The French director Celine Sciamma has built a career creating films that are, in her words ‘about female characters because they can be themselves only in a private place where they can share their loneliness, their dreams, their attitudes, their ideas.’ From her first film, Water Lilies (2007), to the acclaimed queer period piece Portrait of a Lady on Fire (2019), she traces the deep and complex journeys of change in women’s lives. This can also be said of one of her most recent films Petite Maman (2021). 

Exploring the consequences of grief, loneliness and the joy of childhood, the film asks the question of whether we would be friends with our parents if they were our age. It follows a young girl Nelly, who is helping her parents to clear out the house of her recently deceased grandmother. One day she meets another girl, Marion, in the woods, who seems to be her the younger version of her mother. Once Nelly figures this out, the girls quickly end up on the same page, and in the bittersweet 72-minute runtime we bear witness to their blossoming friendship. Sciamma allows the undulating relationships between parent and child to carry the narrative forward. The casting of identical twins, Josephine and Gabrielle Sanz, as mother and daughter, adds to the fairy-tale atmosphere that’s built out of magical treehouses and shadow monsters, and the central unexplained phenomenon. 

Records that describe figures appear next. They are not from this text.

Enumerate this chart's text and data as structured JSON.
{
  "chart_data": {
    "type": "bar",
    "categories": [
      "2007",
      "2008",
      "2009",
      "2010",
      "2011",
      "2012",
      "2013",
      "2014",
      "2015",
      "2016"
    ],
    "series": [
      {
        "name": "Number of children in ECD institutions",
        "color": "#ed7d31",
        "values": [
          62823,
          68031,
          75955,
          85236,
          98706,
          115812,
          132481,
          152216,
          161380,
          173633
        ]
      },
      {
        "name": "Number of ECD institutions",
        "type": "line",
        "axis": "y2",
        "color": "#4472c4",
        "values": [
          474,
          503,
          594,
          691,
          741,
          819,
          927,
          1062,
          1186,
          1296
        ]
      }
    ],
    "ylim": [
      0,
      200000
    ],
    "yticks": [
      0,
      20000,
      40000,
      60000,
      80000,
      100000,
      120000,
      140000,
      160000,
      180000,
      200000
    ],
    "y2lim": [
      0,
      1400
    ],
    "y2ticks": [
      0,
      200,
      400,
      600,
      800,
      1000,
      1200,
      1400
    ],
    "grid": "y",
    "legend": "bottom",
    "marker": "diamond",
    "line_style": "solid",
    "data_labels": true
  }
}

Exploring the consequences of grief, loneliness and the joy of childhood, the film asks the question of whether we would be friends with our parents if they were our age.

It is a film full of reflections. We see two versions of the house, in the past and present, and cinematographer Claire Mathon, who also worked with Sciamma on Portrait, frames the two sets the same way, with the sense there are always things just out of sight. The girls change in front of mirrors, listen to the same stories, and play with same toys creating a doubling effect. Autumn and all its colours place the film at a time of change. Both Nelly and Marion are coming to terms with a shift and a complication of maternal presence. Instead of focusing on the deep pain of this life cycle, Sciamma chooses to retain a light tone, centering on the innocent elation of childhood play. 

Autumn and all its colours place the film at a time of change.

Just like in Portrait, the chilly natural landscape is found to be full of beauty and opportunity. Turning leaves cover the treehouse the girls make together and a scene involving a boat on a lake has a giant concrete pyramid, a relic from ancient history made of modern material as the new and old collapse together. Yet the film avoids easy explanations. How Marion leaves and reappears as her younger self at a key moment of her childhood is never worked out, and as an absent mother she isn’t judged. Instead, we are left with a feeling of complete emotional resolution that lingers like a warm hug. If you need one film to get you through the coming winter months, and make you really want pancakes, this is it.